Il caso: creazione di un balcone e rispetto della distanza con la sottostante finestra-veduta
Il proprietario di un lastrico solare decideva di realizzare una sopraelevazione con relativa realizzazione di balcone aggettante munito di sporti.
Il vicino, proprietario dell’abitazione sottostante al lastrico solare, lamentava il mancato rispetto delle distanze legali rispetto alla finestra-veduta sottostante al balcone.
La questione finiva in giudizio: prima presso il Tribunale e poi presso la Corte d’Appello.

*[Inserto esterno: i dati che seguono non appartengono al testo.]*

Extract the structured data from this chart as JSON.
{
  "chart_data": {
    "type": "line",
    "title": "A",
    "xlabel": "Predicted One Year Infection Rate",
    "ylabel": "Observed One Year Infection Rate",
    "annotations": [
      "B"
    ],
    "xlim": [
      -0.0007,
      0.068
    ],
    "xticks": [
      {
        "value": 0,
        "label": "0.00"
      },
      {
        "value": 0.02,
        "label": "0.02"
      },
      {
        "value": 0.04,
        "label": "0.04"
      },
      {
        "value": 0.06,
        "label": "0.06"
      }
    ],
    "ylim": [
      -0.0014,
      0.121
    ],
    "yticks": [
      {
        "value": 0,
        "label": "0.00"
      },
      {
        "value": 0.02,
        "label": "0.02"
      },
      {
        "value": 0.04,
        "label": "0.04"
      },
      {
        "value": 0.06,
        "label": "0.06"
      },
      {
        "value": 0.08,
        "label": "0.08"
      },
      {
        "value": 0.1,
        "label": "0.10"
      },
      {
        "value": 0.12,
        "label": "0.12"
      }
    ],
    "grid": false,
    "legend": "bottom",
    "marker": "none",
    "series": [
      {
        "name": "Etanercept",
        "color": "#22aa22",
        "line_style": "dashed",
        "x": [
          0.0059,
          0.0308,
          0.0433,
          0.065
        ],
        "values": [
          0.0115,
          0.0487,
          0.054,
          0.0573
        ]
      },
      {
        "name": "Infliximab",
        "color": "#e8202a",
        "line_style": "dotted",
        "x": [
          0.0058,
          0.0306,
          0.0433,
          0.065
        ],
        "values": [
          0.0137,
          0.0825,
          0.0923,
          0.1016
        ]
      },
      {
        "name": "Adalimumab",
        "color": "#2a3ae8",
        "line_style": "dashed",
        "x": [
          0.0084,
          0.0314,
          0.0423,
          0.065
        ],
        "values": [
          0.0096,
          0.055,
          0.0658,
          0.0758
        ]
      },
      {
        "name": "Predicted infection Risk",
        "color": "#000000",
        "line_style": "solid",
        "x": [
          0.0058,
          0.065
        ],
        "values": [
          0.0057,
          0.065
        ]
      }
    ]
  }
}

In particolare quest’ultima, a parere del vicino ricorrente:
- non aveva riconosciuto l’indennità di sopraelevazione prevista dall’art. 1127 c.c., sul presupposto che l’appellante, cui incombeva il relativo onere, non aveva fornito la prova della comproprietà della colonna d’aria soprastante il lastrico solare;
- aveva omesso l’applicazione dell’art. 907 c.c. in relazione al rispetto delle distanze legali delle costruzioni dalle vedute, non essendosi tenuto conto che ove la costruzione (nella cui nozione si sarebbe dovuto ricomprendere anche il balcone) risulti edificata a distanza inferiore a quella di tre metri prescritta dalla richiamata norma, la domanda di riduzione in pristino avrebbe dovuto essere accolta a prescindere da ogni valutazione in concreto se la costruzione stessa fosse o meno idonea ad impedire o ad ostacolare l’esercizio della veduta.
Il vicino decideva, quindi, di ricorrere in appello presso la Cassazione.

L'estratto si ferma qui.